The pace of job growth has a direct association with poverty and an inverse association with real median family incomes. The increase in adult poverty between 2009 and 2010 was concentrated among persons who did not work at all during the calendar year. Without the safety net provided by unemployment insurance, the increase in poverty would have been greater. According to a Census Bureau analysis, an additional 3.2 million people, including 2.4 million adults and 0.9 million children, would have been poor but for the receipt of unemployment benefits during 2010.
The poverty rate did not rise for those age 65 and older, as Social Security continued to be important in keeping people out of poverty. According to a Census Bureau analysis, an additional 20.3 million people, the largest share age 65 and older, would have been poor but for the receipt of Social Security benefits during 2010.
Median earnings did not change significantly for men or women working year round, full time, which suggests that the overall decline in median family income was driven by people working less than year round, full time and the growing number of people who did not work at all, rather than by lower earnings among those holding jobs.
The economy has added private sector jobs for 18 straight months, for a total of 2.4 million jobs over that period. But the economy must grow faster to replace the jobs lost during the recession.

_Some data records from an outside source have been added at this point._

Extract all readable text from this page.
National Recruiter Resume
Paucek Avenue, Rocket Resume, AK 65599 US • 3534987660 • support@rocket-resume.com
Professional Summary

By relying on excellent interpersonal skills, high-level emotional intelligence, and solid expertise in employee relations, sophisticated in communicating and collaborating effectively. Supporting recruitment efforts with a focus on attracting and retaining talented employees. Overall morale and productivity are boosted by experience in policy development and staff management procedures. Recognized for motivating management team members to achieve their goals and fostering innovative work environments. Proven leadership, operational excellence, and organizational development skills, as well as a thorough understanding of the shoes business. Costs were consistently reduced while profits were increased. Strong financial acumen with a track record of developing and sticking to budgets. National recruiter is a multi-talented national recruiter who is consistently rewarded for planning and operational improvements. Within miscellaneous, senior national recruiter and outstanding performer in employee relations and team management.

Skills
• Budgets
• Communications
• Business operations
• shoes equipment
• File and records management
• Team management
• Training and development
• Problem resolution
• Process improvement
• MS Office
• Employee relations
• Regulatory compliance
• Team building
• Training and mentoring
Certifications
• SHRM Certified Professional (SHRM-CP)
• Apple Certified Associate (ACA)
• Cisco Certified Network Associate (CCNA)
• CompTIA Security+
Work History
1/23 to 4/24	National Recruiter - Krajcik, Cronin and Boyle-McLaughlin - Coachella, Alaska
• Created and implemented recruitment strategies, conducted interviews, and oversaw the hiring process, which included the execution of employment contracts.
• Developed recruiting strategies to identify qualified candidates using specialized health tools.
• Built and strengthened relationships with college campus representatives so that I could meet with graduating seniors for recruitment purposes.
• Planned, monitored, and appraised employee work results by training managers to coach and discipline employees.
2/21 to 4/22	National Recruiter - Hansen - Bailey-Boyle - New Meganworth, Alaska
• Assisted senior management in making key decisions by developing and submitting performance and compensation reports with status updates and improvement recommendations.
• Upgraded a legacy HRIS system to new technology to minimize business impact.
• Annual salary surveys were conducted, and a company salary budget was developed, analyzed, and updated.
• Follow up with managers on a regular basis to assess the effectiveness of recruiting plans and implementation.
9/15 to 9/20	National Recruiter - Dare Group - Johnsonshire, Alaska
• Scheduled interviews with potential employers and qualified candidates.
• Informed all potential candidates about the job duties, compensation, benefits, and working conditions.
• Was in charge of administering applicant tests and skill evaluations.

The President has sent a bill to Congress that puts forth bipartisan measures to immediately put more money in the paychecks of working and middle class families; to make it easier for small businesses to hire workers; to put construction crews to work rebuilding our nation’s schools and infrastructure; and other measures that will help the economy grow while still reducing our deficit and getting our fiscal house in order. These measures are vitally important to reversing the trends we see in last year’s data.